Padma Rajendran: I read it in graduate school. It was after I had completed a semester or maybe a year. But I remember reading it in the winter and just immediately feeling at home. The way hooks writes, the way she brings up these ideas, even though she’s talking about the Black experience, I found myself connecting to a lot of the content and questions that she posed. That entire book just authenticated so much of my own process and the way that I think. At the time, I felt like perhaps my ideas were too simple, especially in an academic setting. While there I didn’t hear from many diverse voices. A lot of my peers and faculty members didn’t share my background and experiences. In graduate school, there’s just this idea of what feels like graduate-level conversations, like this idea of food, it didn’t necessarily always feel like worthy of investigation within that context. It felt too simple, and I wondered if my ideas were too sweet or homey. But they’re coming from a much deeper place.
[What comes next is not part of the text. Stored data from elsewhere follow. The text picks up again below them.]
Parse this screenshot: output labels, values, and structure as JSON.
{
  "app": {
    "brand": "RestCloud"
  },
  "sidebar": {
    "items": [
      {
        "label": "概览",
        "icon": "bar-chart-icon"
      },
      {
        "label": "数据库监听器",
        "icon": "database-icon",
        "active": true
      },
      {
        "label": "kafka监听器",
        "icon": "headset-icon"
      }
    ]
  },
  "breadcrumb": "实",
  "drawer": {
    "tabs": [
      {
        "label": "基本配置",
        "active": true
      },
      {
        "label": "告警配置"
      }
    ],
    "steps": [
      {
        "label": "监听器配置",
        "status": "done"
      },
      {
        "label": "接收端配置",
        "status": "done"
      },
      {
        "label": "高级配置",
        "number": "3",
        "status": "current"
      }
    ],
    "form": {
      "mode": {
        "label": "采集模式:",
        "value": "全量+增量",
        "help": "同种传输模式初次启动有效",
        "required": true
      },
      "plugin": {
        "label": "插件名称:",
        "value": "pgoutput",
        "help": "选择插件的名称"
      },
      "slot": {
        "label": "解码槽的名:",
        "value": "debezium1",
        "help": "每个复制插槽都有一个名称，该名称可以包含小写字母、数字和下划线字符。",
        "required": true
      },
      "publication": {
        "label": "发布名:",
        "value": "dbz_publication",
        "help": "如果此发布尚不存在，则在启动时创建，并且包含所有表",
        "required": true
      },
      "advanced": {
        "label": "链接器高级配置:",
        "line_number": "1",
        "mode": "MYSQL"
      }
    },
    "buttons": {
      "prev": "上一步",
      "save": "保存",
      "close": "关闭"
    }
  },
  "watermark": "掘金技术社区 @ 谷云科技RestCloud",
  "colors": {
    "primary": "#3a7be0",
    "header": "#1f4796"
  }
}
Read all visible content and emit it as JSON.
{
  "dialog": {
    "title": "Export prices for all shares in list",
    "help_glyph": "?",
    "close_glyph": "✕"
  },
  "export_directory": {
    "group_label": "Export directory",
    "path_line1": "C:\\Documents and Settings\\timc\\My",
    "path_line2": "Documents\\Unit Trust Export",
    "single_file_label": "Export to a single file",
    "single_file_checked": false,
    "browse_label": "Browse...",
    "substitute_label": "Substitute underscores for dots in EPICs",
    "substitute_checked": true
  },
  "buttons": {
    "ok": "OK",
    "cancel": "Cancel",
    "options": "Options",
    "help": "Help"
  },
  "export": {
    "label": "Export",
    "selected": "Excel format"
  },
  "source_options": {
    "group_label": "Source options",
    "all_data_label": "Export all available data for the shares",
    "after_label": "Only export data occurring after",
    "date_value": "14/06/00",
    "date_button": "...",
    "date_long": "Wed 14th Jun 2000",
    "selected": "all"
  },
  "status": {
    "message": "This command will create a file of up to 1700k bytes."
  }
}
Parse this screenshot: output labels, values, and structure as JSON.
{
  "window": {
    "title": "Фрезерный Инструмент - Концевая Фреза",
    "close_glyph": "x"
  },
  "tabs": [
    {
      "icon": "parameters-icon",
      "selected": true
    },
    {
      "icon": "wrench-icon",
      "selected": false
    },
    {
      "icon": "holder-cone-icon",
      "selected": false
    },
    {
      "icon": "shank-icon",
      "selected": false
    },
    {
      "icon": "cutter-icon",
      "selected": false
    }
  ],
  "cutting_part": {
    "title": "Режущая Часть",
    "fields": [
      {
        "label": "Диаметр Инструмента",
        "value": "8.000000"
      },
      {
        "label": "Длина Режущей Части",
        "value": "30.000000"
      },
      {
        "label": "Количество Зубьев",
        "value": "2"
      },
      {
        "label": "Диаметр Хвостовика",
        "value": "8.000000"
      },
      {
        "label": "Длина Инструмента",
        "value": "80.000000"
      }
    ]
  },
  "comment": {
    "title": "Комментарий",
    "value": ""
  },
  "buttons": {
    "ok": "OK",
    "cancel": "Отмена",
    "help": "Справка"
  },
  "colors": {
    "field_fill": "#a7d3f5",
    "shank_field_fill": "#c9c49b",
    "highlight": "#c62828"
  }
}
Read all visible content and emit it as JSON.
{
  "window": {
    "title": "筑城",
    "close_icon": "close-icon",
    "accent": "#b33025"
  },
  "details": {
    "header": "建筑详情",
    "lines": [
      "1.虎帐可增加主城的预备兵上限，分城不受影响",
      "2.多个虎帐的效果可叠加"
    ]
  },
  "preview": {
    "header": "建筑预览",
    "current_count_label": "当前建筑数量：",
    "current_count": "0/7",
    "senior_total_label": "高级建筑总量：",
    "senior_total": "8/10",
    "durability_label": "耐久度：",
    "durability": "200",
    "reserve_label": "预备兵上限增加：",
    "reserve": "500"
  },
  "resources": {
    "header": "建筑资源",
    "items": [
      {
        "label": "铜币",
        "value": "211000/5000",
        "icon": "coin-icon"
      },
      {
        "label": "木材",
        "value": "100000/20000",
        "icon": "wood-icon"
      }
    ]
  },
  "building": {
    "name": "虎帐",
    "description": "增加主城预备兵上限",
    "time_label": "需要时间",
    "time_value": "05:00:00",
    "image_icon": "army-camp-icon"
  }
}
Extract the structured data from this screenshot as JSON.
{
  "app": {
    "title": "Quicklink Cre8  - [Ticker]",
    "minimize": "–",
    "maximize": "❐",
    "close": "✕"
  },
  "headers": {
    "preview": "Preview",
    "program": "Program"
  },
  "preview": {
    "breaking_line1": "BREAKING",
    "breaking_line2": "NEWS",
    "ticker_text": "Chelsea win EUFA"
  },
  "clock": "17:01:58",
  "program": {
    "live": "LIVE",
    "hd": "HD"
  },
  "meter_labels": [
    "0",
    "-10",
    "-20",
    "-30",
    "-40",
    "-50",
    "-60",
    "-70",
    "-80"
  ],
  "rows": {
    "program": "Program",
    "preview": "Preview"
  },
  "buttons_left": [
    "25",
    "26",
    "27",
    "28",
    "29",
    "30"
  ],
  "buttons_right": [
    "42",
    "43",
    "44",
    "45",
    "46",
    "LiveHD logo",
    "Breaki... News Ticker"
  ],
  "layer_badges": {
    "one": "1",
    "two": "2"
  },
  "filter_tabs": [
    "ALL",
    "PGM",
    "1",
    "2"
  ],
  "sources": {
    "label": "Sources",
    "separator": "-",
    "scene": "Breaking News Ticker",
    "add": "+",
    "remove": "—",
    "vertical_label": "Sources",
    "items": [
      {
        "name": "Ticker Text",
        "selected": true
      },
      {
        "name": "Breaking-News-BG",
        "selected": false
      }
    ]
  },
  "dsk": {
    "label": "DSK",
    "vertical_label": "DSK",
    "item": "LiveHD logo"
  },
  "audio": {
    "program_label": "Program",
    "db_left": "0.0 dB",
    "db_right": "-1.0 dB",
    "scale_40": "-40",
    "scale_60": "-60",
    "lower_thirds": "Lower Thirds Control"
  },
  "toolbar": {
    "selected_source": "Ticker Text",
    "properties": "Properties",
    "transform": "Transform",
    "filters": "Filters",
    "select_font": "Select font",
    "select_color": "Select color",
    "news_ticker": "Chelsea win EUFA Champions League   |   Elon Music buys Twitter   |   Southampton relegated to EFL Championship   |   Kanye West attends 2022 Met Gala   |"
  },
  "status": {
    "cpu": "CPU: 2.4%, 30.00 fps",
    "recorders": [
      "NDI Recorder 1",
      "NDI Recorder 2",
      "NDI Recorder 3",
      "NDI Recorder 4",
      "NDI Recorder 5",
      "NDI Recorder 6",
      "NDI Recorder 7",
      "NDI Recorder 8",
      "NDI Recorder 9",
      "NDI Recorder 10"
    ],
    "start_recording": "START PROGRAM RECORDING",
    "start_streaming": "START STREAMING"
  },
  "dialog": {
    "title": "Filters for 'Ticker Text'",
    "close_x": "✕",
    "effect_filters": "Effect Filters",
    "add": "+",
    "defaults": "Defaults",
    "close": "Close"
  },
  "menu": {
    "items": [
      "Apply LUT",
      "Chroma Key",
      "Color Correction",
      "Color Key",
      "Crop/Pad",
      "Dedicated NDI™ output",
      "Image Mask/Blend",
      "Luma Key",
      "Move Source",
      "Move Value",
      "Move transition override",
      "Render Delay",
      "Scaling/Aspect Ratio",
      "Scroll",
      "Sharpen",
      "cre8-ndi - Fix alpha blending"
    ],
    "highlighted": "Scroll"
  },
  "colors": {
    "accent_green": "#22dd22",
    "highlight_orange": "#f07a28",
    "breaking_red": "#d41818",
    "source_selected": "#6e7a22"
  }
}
So, reading hooks played such a large part in me thinking, “Oh, my perspective and ideas are valid, something real, even if only a couple people are seeing it, it exists, and it’s important to talk about.”
About the Interviewer:
Antoinette Karuna (she/her) (b. London, England, 1981) is a visual artist working primarily in textiles and film. Her work has been shown nationally and internationally, including at the Toronto Intl Film Festival, Vancouver Intl Film Festival, Bucheon Intl Fantastic Film Festival, the Khyber Centre for the Arts, and the Art Gallery of Nova Scotia. Her projects have received funding from the Canada Council for the Arts, the National Film Board of Canada, and Arts Nova Scotia, among others. Karuna holds a BA in Communication Studies and Creative Writing from Concordia University, Montreal. She is currently enrolled in an MFA in Visual Arts at Memorial University, Newfoundland and Labrador. There she is undertaking a creative inquiry into the complexities of mixed-race identity with the assistance of a Canada Graduate Scholarship – Master’s grant from the Social Sciences and Humanities Research Council (SSHRC). Karuna is Sri Lankan Tamil through her father and French Canadian through her mother. She spent her childhood in London, England, then later a decade each in Montreal and Berlin. She teaches Filmmaking at St. Francis Xavier University and resides in Antigonish, Nova Scotia, Canada.